Foreign fighters for Isis are choosing to stand and fight the Iraqi army in east Mosul, while the group’s local militants are crossing the Tigris river with their families to the more defensible western side of the city, a former jihadi has told The Independent.
In an exclusive interview, the fighter, who calls himself Faraj, described scenes of growing chaos and an apparent breakdown of discipline among Isis forces in Mosul. He said that local fighters seeking to leave the east of the city, which Iraqi forces entered on Tuesday, were being stopped at checkpoints and cross-questioned by Isis security officers, whom he said were mostly Libyans and much feared for inflicting severe punishments. On this occasion, he said that “fighters accompanied by families are being allowed to cross the bridges to the west bank, while individuals are being sent back to the front line”.

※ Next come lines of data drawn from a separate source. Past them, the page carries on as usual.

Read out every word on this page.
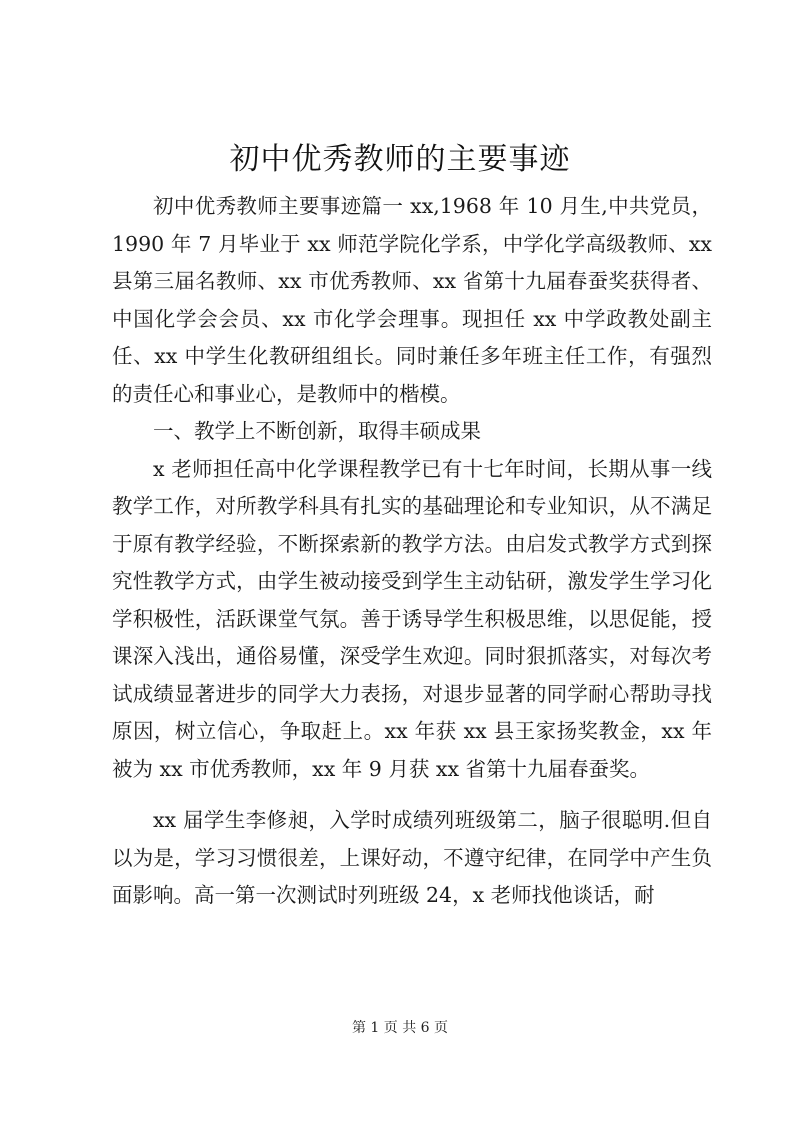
初中优秀教师的主要事迹

初中优秀教师主要事迹篇一 xx,1968 年 10 月生,中共党员，1990 年 7 月毕业于 xx 师范学院化学系，中学化学高级教师、xx 县第三届名教师、xx 市优秀教师、xx 省第十九届春蚕奖获得者、中国化学会会员、xx 市化学会理事。现担任 xx 中学政教处副主任、xx 中学生化教研组组长。同时兼任多年班主任工作，有强烈的责任心和事业心，是教师中的楷模。

一、教学上不断创新，取得丰硕成果

x 老师担任高中化学课程教学已有十七年时间，长期从事一线教学工作，对所教学科具有扎实的基础理论和专业知识，从不满足于原有教学经验，不断探索新的教学方法。由启发式教学方式到探究性教学方式，由学生被动接受到学生主动钻研，激发学生学习化学积极性，活跃课堂气氛。善于诱导学生积极思维，以思促能，授课深入浅出，通俗易懂，深受学生欢迎。同时狠抓落实，对每次考试成绩显著进步的同学大力表扬，对退步显著的同学耐心帮助寻找原因，树立信心，争取赶上。xx 年获 xx 县王家扬奖教金，xx 年被为 xx 市优秀教师，xx 年 9 月获 xx 省第十九届春蚕奖。

xx 届学生李修昶，入学时成绩列班级第二，脑子很聪明.但自以为是，学习习惯很差，上课好动，不遵守纪律，在同学中产生负面影响。高一第一次测试时列班级 24，x 老师找他谈话，耐

第 1 页 共 6 页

Faraj said he had a cousin who left Raqqa, the de facto Isis capital in Syria, four months ago and had gone with his family to live in east Mosul. His cousin was not fighting on the front line, but was manning checkpoints and carrying out other activities for Isis. Nevertheless, when the Iraqi army entered Gogjali district on the extreme east side of Mosul, he found himself at the front with 15 other fighters, but they later retreated over one of the five bridges that span the Tigris and took up positions in the Yarmouk neighborhood on the west bank.